Саша подскочила на высоту своего роста, с высоты взглядом растоптала биолога по всему Полигону.
Дмитрий отшатнулся:
– Не, так я не согласен. Вон отец мне драл уши, когда я свастику намалевал! Сколько я ни доказывал, что это солярный знак солнца… тыщи лет ему от роду, но батя не слушал, ремень на моей спине истер… Фашисты ему где-то этой свастикой насолили. А я уже и не помню, когда эти фашисты были: то ли в Троянскую войну, то ли в одну из отечественных… Тараканы своим непотребным поведением скомпроматричали… тьфу, скомпромисснича… скомпроментировали, во!..
Енисеев сказал с равнодушием, удивившим его самого:
– А что тебе тот мир?.. Там и нас бы потравили дустом.
Но его уже не слушали. Последним отвернулся Морозов, который все это время прислушивался с каким-то особенно жадным вниманием.

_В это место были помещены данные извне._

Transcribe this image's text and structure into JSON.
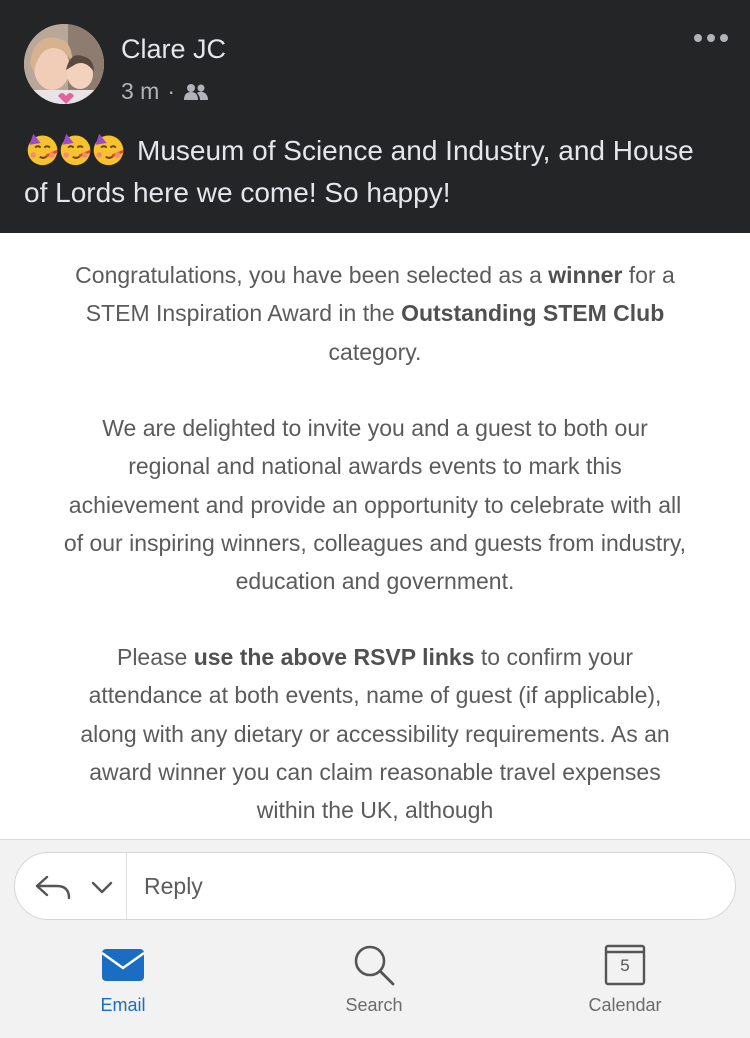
{
  "post": {
    "author": "Clare JC",
    "time": "3 m",
    "separator": "·",
    "audience_icon": "friends-icon",
    "text": "Museum of Science and Industry, and House of Lords here we come! So happy!",
    "emoji": [
      "partying-face",
      "partying-face",
      "partying-face"
    ],
    "more_icon": "more-options-icon"
  },
  "email": {
    "p1": {
      "t1": "Congratulations, you have been selected as a ",
      "b1": "winner",
      "t2": " for a STEM Inspiration Award in the ",
      "b2": "Outstanding STEM Club",
      "t3": " category."
    },
    "p2": "We are delighted to invite you and a guest to both our regional and national awards events to mark this achievement and provide an opportunity to celebrate with all of our inspiring winners, colleagues and guests from industry, education and government.",
    "p3": {
      "t1": "Please ",
      "b1": "use the above RSVP links",
      "t2": " to confirm your attendance at both events, name of guest (if applicable), along with any dietary or accessibility requirements. As an award winner you can claim reasonable travel expenses within the UK, although"
    }
  },
  "reply": {
    "label": "Reply",
    "icon": "reply-arrow-icon",
    "chevron": "chevron-down-icon"
  },
  "tabs": [
    {
      "label": "Email",
      "icon": "mail-icon",
      "active": true
    },
    {
      "label": "Search",
      "icon": "search-icon",
      "active": false
    },
    {
      "label": "Calendar",
      "icon": "calendar-icon",
      "active": false,
      "day": "5"
    }
  ],
  "colors": {
    "post_bg": "#242526",
    "accent": "#1b6cc3",
    "tabbar_bg": "#f2f2f2"
  }
}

К утру ремонт закончили, горелку обезопасили. Морозов пересмотрел пункты безопасности, ужесточил, вызвав ропот. Чудит начальник, казарменные привычки проснулись! Атавизм.
Гондола лежала на опушке леса. Дальше тянулся луг, в воздухе чувствовалась близость реки. Гондола самым краешком коснулась натека смолы, и Морозов издал грозные указы о неприлипании к живице. Ее накапало рядом целые озера. На горизонте темнели пластинчатые горы, иногда уже расклеванные чудовищно огромными существами Большого Мира.
Ксерксы подолгу пропадали в разведке. Оба приносили массу живой добычи, пытались кормить Морозова. Конфликт дипломатично улаживал Хомяков. Отбирая добычу, приговаривал, что позаботится сам, спасибо, ребятушки, отправляйтесь снова, сколько добра пропадает. По нему, все, что не съедал он сам и команда «Таргитая», пропадало в этом мире зря.
Постепенно ксерксы теряли жесткие волоски, на хитине проступали следы схваток. Муравьи на чужой территории отступают без боя, но ксерксы слишком привыкли быть сильнейшими, чтобы уходить, не давая сдачи.
В первые дни, занятые лихорадочной работой, люди не замечали облепивших их клещей, кровотелок, сосальщиков, и Буся с Кузей устроили настоящую бойню. Они резво прыгали с одного человека на другого, перед глазами то и дело мелькали их драконьи тельца, в мощных челюстях с хрустом лопались крошечные кровососы… Оба нажрались, раздулись, как аэростаты, отяжелели. Лапы едва держались за ткань комбинезонов. Когда Дмитрий в конце недели потыкал Бусе в сомкнутые губы клещика, Буся с отвращением посмотрел мутным взором и брезгливо отвернулся.
В конце недели Морозов спросил у Хомякова:
– Не перебарщиваете ли со съестными припасами? У нас гондола, не летающий остров прожорливых лапутян.